Dass er nicht in die Ferne schweifen muss, zeigen Produkte wie fester, frischer Kingfish und auf japanische Weise getötete Lachsforelle, die mit Saftigkeit und – nun gut – Intensität punktet. Beides stammt aus Pfälzer Zuchtbetrieben. Vielleicht nicht das “leckerste” Gericht des Abends war der Aal. Dafür zeigt der Gang zeigt, wie konsequent und detailliert im Intense gedacht und gemacht wird. Vom Weinrebenblatt über Traubenkernmehl bis Verjus; der Aal über Rebholz gegrillt, dazu frische Weintrauben und Rosinen: Der Geschmack intensiv, asiatisch und dabei ein wenig andersartig – das ist Nahrung auch für den Kopf.15. Frühstück to go Erinnerung an den Abend

Eigentlich möchte ich noch mehr über Produzenten und Lieferanten erfahren. Sie am nächsten Tag besuchen und für zuhause einkaufen. Doch erst einmal gibt es für den nächsten Morgen ein köstliches Brot. Zum Mitnehmen, weil der gelernte Bäcker kein Brot während seines Menüs serviert.
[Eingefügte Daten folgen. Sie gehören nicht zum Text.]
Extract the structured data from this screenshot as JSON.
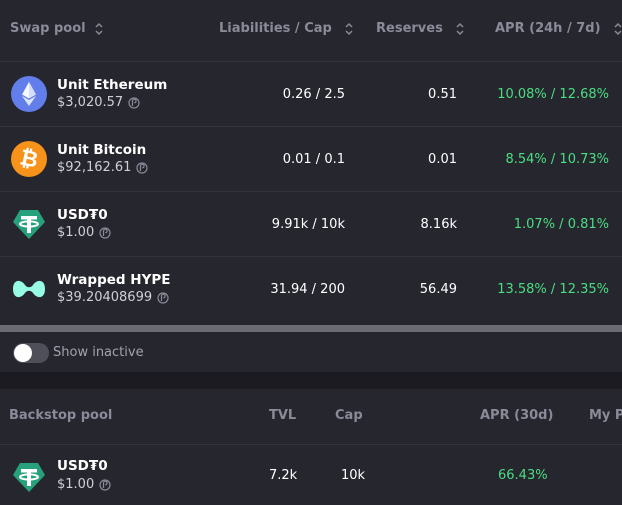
{
  "swap_pool": {
    "headers": {
      "pool": "Swap pool",
      "liabilities": "Liabilities / Cap",
      "reserves": "Reserves",
      "apr": "APR (24h / 7d)"
    },
    "rows": [
      {
        "name": "Unit Ethereum",
        "price": "$3,020.57",
        "liabilities": "0.26 / 2.5",
        "reserves": "0.51",
        "apr": "10.08% / 12.68%",
        "icon": "ethereum-icon"
      },
      {
        "name": "Unit Bitcoin",
        "price": "$92,162.61",
        "liabilities": "0.01 / 0.1",
        "reserves": "0.01",
        "apr": "8.54% / 10.73%",
        "icon": "bitcoin-icon"
      },
      {
        "name": "USD₮0",
        "price": "$1.00",
        "liabilities": "9.91k / 10k",
        "reserves": "8.16k",
        "apr": "1.07% / 0.81%",
        "icon": "tether-icon"
      },
      {
        "name": "Wrapped HYPE",
        "price": "$39.20408699",
        "liabilities": "31.94 / 200",
        "reserves": "56.49",
        "apr": "13.58% / 12.35%",
        "icon": "hype-icon"
      }
    ],
    "show_inactive_label": "Show inactive",
    "show_inactive_checked": false
  },
  "backstop_pool": {
    "headers": {
      "pool": "Backstop pool",
      "tvl": "TVL",
      "cap": "Cap",
      "apr": "APR (30d)",
      "my_position": "My Po"
    },
    "rows": [
      {
        "name": "USD₮0",
        "price": "$1.00",
        "tvl": "7.2k",
        "cap": "10k",
        "apr": "66.43%",
        "icon": "tether-icon"
      }
    ]
  },
  "colors": {
    "apr_green": "#4ade80",
    "ethereum": "#627eea",
    "bitcoin": "#f7931a",
    "tether": "#26a17b",
    "hype": "#97fce4"
  }
}
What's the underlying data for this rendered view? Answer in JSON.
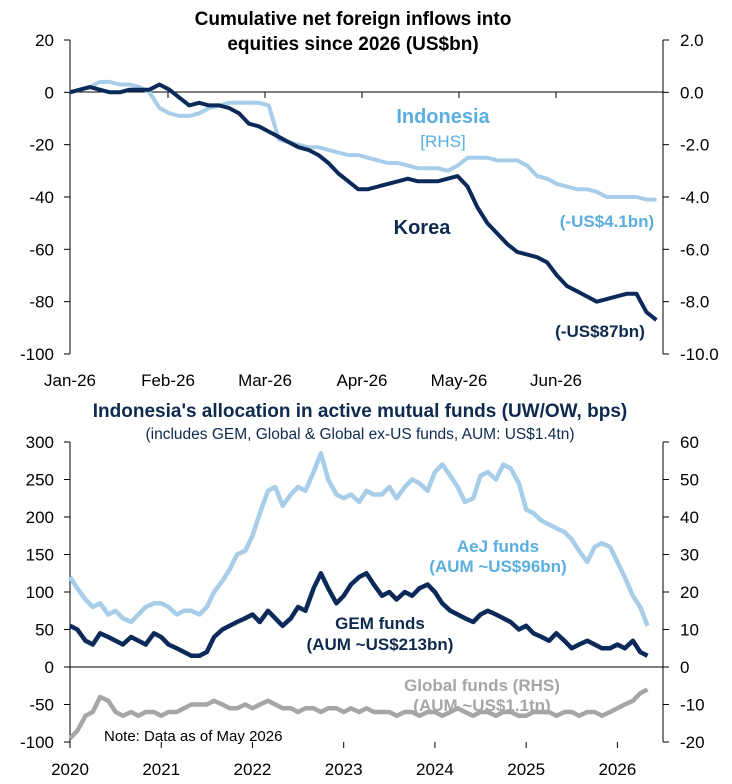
{
  "colors": {
    "korea": "#0b2a5a",
    "indonesia": "#a8cde9",
    "aej": "#a8cde9",
    "gem": "#0b2a5a",
    "global": "#a6a6a6",
    "annot_dark": "#0e2a4f",
    "annot_light": "#5aaee0",
    "annot_grey": "#a6a6a6"
  },
  "chart_data": [
    {
      "type": "line",
      "title": "Cumulative net foreign inflows into equities since 2026 (US$bn)",
      "title_lines": [
        "Cumulative net foreign inflows into",
        "equities since 2026 (US$bn)"
      ],
      "x_tick_labels": [
        "Jan-26",
        "Feb-26",
        "Mar-26",
        "Apr-26",
        "May-26",
        "Jun-26"
      ],
      "x_range": [
        0,
        179
      ],
      "left_axis": {
        "ticks": [
          20,
          0,
          -20,
          -40,
          -60,
          -80,
          -100
        ],
        "ylim": [
          -100,
          20
        ]
      },
      "right_axis": {
        "ticks": [
          "2.0",
          "0.0",
          "-2.0",
          "-4.0",
          "-6.0",
          "-8.0",
          "-10.0"
        ],
        "ylim": [
          -10,
          2
        ]
      },
      "series": [
        {
          "name": "Korea",
          "axis": "left",
          "end_label": "(-US$87bn)",
          "x": [
            0,
            3,
            6,
            9,
            12,
            15,
            18,
            21,
            24,
            27,
            30,
            33,
            36,
            39,
            42,
            45,
            48,
            51,
            54,
            57,
            60,
            63,
            66,
            69,
            72,
            75,
            78,
            81,
            84,
            87,
            90,
            93,
            96,
            99,
            102,
            105,
            108,
            111,
            114,
            117,
            120,
            123,
            126,
            129,
            132,
            135,
            138,
            141,
            144,
            147,
            150,
            153,
            156,
            159,
            162,
            165,
            168,
            171,
            174,
            177
          ],
          "values": [
            0,
            1,
            2,
            1,
            0,
            0,
            1,
            1,
            1,
            3,
            1,
            -2,
            -5,
            -4,
            -5,
            -5,
            -6,
            -8,
            -12,
            -13,
            -15,
            -17,
            -19,
            -21,
            -22,
            -24,
            -27,
            -31,
            -34,
            -37,
            -37,
            -36,
            -35,
            -34,
            -33,
            -34,
            -34,
            -34,
            -33,
            -32,
            -36,
            -44,
            -50,
            -54,
            -58,
            -61,
            -62,
            -63,
            -65,
            -70,
            -74,
            -76,
            -78,
            -80,
            -79,
            -78,
            -77,
            -77,
            -84,
            -87
          ]
        },
        {
          "name": "Indonesia",
          "legend_lines": [
            "Indonesia",
            "[RHS]"
          ],
          "axis": "right",
          "end_label": "(-US$4.1bn)",
          "x": [
            0,
            3,
            6,
            9,
            12,
            15,
            18,
            21,
            24,
            27,
            30,
            33,
            36,
            39,
            42,
            45,
            48,
            51,
            54,
            57,
            60,
            63,
            66,
            69,
            72,
            75,
            78,
            81,
            84,
            87,
            90,
            93,
            96,
            99,
            102,
            105,
            108,
            111,
            114,
            117,
            120,
            123,
            126,
            129,
            132,
            135,
            138,
            141,
            144,
            147,
            150,
            153,
            156,
            159,
            162,
            165,
            168,
            171,
            174,
            177
          ],
          "values": [
            0.0,
            0.1,
            0.2,
            0.4,
            0.4,
            0.3,
            0.3,
            0.2,
            0.0,
            -0.6,
            -0.8,
            -0.9,
            -0.9,
            -0.8,
            -0.6,
            -0.5,
            -0.4,
            -0.4,
            -0.4,
            -0.4,
            -0.5,
            -1.8,
            -1.9,
            -2.0,
            -2.1,
            -2.1,
            -2.2,
            -2.3,
            -2.4,
            -2.4,
            -2.5,
            -2.6,
            -2.7,
            -2.7,
            -2.8,
            -2.9,
            -2.9,
            -2.9,
            -3.0,
            -2.8,
            -2.5,
            -2.5,
            -2.5,
            -2.6,
            -2.6,
            -2.6,
            -2.8,
            -3.2,
            -3.3,
            -3.5,
            -3.6,
            -3.7,
            -3.7,
            -3.8,
            -4.0,
            -4.0,
            -4.0,
            -4.0,
            -4.1,
            -4.1
          ]
        }
      ]
    },
    {
      "type": "line",
      "title": "Indonesia's allocation in active mutual funds (UW/OW, bps)",
      "subtitle": "(includes GEM, Global & Global ex-US funds, AUM: US$1.4tn)",
      "x_tick_labels": [
        "2020",
        "2021",
        "2022",
        "2023",
        "2024",
        "2025",
        "2026"
      ],
      "x_range": [
        2020,
        2026.5
      ],
      "left_axis": {
        "ticks": [
          300,
          250,
          200,
          150,
          100,
          50,
          0,
          -50,
          -100
        ],
        "ylim": [
          -100,
          300
        ]
      },
      "right_axis": {
        "ticks": [
          60,
          50,
          40,
          30,
          20,
          10,
          0,
          -10,
          -20
        ],
        "ylim": [
          -20,
          60
        ]
      },
      "note": "Note: Data as of May 2026",
      "series": [
        {
          "name": "AeJ funds",
          "label_lines": [
            "AeJ funds",
            "(AUM ~US$96bn)"
          ],
          "axis": "left",
          "x": [
            2020.0,
            2020.08,
            2020.17,
            2020.25,
            2020.33,
            2020.42,
            2020.5,
            2020.58,
            2020.67,
            2020.75,
            2020.83,
            2020.92,
            2021.0,
            2021.08,
            2021.17,
            2021.25,
            2021.33,
            2021.42,
            2021.5,
            2021.58,
            2021.67,
            2021.75,
            2021.83,
            2021.92,
            2022.0,
            2022.08,
            2022.17,
            2022.25,
            2022.33,
            2022.42,
            2022.5,
            2022.58,
            2022.67,
            2022.75,
            2022.83,
            2022.92,
            2023.0,
            2023.08,
            2023.17,
            2023.25,
            2023.33,
            2023.42,
            2023.5,
            2023.58,
            2023.67,
            2023.75,
            2023.83,
            2023.92,
            2024.0,
            2024.08,
            2024.17,
            2024.25,
            2024.33,
            2024.42,
            2024.5,
            2024.58,
            2024.67,
            2024.75,
            2024.83,
            2024.92,
            2025.0,
            2025.08,
            2025.17,
            2025.25,
            2025.33,
            2025.42,
            2025.5,
            2025.58,
            2025.67,
            2025.75,
            2025.83,
            2025.92,
            2026.0,
            2026.08,
            2026.17,
            2026.25,
            2026.33
          ],
          "values": [
            120,
            105,
            90,
            80,
            85,
            70,
            75,
            65,
            60,
            70,
            80,
            85,
            85,
            80,
            70,
            75,
            75,
            70,
            80,
            100,
            115,
            130,
            150,
            155,
            175,
            205,
            235,
            240,
            215,
            230,
            240,
            235,
            260,
            285,
            250,
            230,
            225,
            230,
            220,
            235,
            230,
            230,
            240,
            225,
            240,
            250,
            245,
            235,
            260,
            270,
            255,
            240,
            220,
            225,
            255,
            260,
            250,
            270,
            265,
            245,
            210,
            205,
            195,
            190,
            185,
            180,
            170,
            155,
            140,
            160,
            165,
            160,
            140,
            120,
            95,
            80,
            55
          ]
        },
        {
          "name": "GEM funds",
          "label_lines": [
            "GEM funds",
            "(AUM ~US$213bn)"
          ],
          "axis": "left",
          "x": [
            2020.0,
            2020.08,
            2020.17,
            2020.25,
            2020.33,
            2020.42,
            2020.5,
            2020.58,
            2020.67,
            2020.75,
            2020.83,
            2020.92,
            2021.0,
            2021.08,
            2021.17,
            2021.25,
            2021.33,
            2021.42,
            2021.5,
            2021.58,
            2021.67,
            2021.75,
            2021.83,
            2021.92,
            2022.0,
            2022.08,
            2022.17,
            2022.25,
            2022.33,
            2022.42,
            2022.5,
            2022.58,
            2022.67,
            2022.75,
            2022.83,
            2022.92,
            2023.0,
            2023.08,
            2023.17,
            2023.25,
            2023.33,
            2023.42,
            2023.5,
            2023.58,
            2023.67,
            2023.75,
            2023.83,
            2023.92,
            2024.0,
            2024.08,
            2024.17,
            2024.25,
            2024.33,
            2024.42,
            2024.5,
            2024.58,
            2024.67,
            2024.75,
            2024.83,
            2024.92,
            2025.0,
            2025.08,
            2025.17,
            2025.25,
            2025.33,
            2025.42,
            2025.5,
            2025.58,
            2025.67,
            2025.75,
            2025.83,
            2025.92,
            2026.0,
            2026.08,
            2026.17,
            2026.25,
            2026.33
          ],
          "values": [
            55,
            50,
            35,
            30,
            45,
            40,
            35,
            30,
            40,
            35,
            30,
            45,
            40,
            30,
            25,
            20,
            15,
            15,
            20,
            40,
            50,
            55,
            60,
            65,
            70,
            60,
            75,
            65,
            55,
            65,
            80,
            75,
            105,
            125,
            105,
            85,
            95,
            110,
            120,
            125,
            110,
            95,
            100,
            90,
            100,
            95,
            105,
            110,
            100,
            85,
            75,
            70,
            65,
            60,
            70,
            75,
            70,
            65,
            60,
            50,
            55,
            45,
            40,
            35,
            45,
            35,
            25,
            30,
            35,
            30,
            25,
            25,
            30,
            25,
            35,
            20,
            15
          ]
        },
        {
          "name": "Global funds (RHS)",
          "label_lines": [
            "Global funds (RHS)",
            "(AUM ~US$1.1tn)"
          ],
          "axis": "right",
          "x": [
            2020.0,
            2020.08,
            2020.17,
            2020.25,
            2020.33,
            2020.42,
            2020.5,
            2020.58,
            2020.67,
            2020.75,
            2020.83,
            2020.92,
            2021.0,
            2021.08,
            2021.17,
            2021.25,
            2021.33,
            2021.42,
            2021.5,
            2021.58,
            2021.67,
            2021.75,
            2021.83,
            2021.92,
            2022.0,
            2022.08,
            2022.17,
            2022.25,
            2022.33,
            2022.42,
            2022.5,
            2022.58,
            2022.67,
            2022.75,
            2022.83,
            2022.92,
            2023.0,
            2023.08,
            2023.17,
            2023.25,
            2023.33,
            2023.42,
            2023.5,
            2023.58,
            2023.67,
            2023.75,
            2023.83,
            2023.92,
            2024.0,
            2024.08,
            2024.17,
            2024.25,
            2024.33,
            2024.42,
            2024.5,
            2024.58,
            2024.67,
            2024.75,
            2024.83,
            2024.92,
            2025.0,
            2025.08,
            2025.17,
            2025.25,
            2025.33,
            2025.42,
            2025.5,
            2025.58,
            2025.67,
            2025.75,
            2025.83,
            2025.92,
            2026.0,
            2026.08,
            2026.17,
            2026.25,
            2026.33
          ],
          "values": [
            -19,
            -17,
            -13,
            -12,
            -8,
            -9,
            -12,
            -13,
            -12,
            -13,
            -12,
            -12,
            -13,
            -12,
            -12,
            -11,
            -10,
            -10,
            -10,
            -9,
            -10,
            -11,
            -11,
            -10,
            -11,
            -10,
            -9,
            -10,
            -11,
            -11,
            -12,
            -11,
            -11,
            -12,
            -11,
            -11,
            -12,
            -11,
            -12,
            -11,
            -12,
            -12,
            -12,
            -13,
            -12,
            -12,
            -13,
            -12,
            -12,
            -13,
            -12,
            -11,
            -12,
            -13,
            -12,
            -12,
            -13,
            -12,
            -12,
            -13,
            -13,
            -12,
            -12,
            -12,
            -13,
            -12,
            -12,
            -13,
            -12,
            -12,
            -13,
            -12,
            -11,
            -10,
            -9,
            -7,
            -6
          ]
        }
      ]
    }
  ]
}
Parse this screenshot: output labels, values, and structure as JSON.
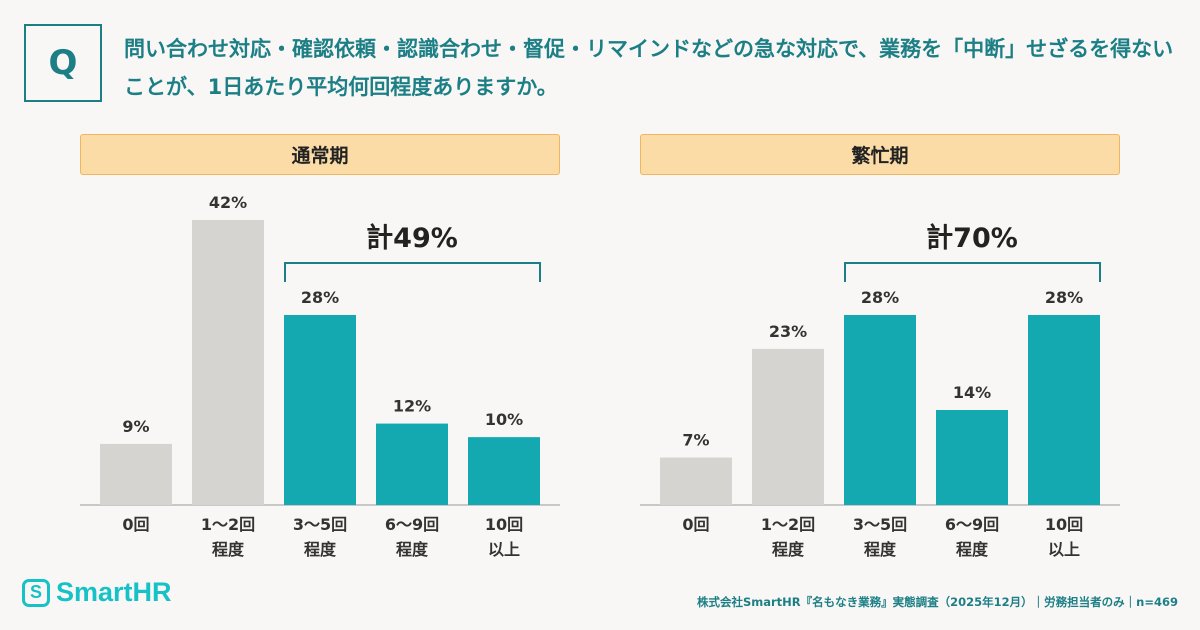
{
  "question": {
    "label": "Q",
    "text": "問い合わせ対応・確認依頼・認識合わせ・督促・リマインドなどの急な対応で、業務を「中断」せざるを得ないことが、1日あたり平均何回程度ありますか。"
  },
  "chart_data": [
    {
      "type": "bar",
      "title": "通常期",
      "unit": "%",
      "categories": [
        [
          "0回"
        ],
        [
          "1〜2回",
          "程度"
        ],
        [
          "3〜5回",
          "程度"
        ],
        [
          "6〜9回",
          "程度"
        ],
        [
          "10回",
          "以上"
        ]
      ],
      "values": [
        9,
        42,
        28,
        12,
        10
      ],
      "highlight": [
        false,
        false,
        true,
        true,
        true
      ],
      "total_label": "計49%",
      "total_num": "計49",
      "total_pct": "%"
    },
    {
      "type": "bar",
      "title": "繁忙期",
      "unit": "%",
      "categories": [
        [
          "0回"
        ],
        [
          "1〜2回",
          "程度"
        ],
        [
          "3〜5回",
          "程度"
        ],
        [
          "6〜9回",
          "程度"
        ],
        [
          "10回",
          "以上"
        ]
      ],
      "values": [
        7,
        23,
        28,
        14,
        28
      ],
      "highlight": [
        false,
        false,
        true,
        true,
        true
      ],
      "total_label": "計70%",
      "total_num": "計70",
      "total_pct": "%"
    }
  ],
  "colors": {
    "gray": "#d5d4d0",
    "teal": "#14a9b1"
  },
  "logo": "SmartHR",
  "source": "株式会社SmartHR『名もなき業務』実態調査（2025年12月）｜労務担当者のみ｜n=469"
}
Der angenehme Sättigungsgrad am Ende dankt es ihm.

Wir werden weiter von Benjamin Peifer und seinem kleinem Team im Intense hören. Wer Lust auf einen Besuch hat, sollte sich sputen: Die Nachfrage übersteigt schon jetzt das Platzangebot im urigen Restaurant von echten Typen.

One thought on “Restaurant Intense, Kallstadt

  1. Klingt wirklich mehr als verlockend. Und die Bilder wecken auch eine ordentliche Neugierde. Am Besten gefällt mir der kleine Ausflug in den eigenen Dialekt: S`werd gesse, was uff de Disch kummt”. Ein wenig schmunzeln ist ja nie verkehrt. 😉

    Abendliche Grüße und vielleicht verschlägt es uns ja auch einmal dorthin.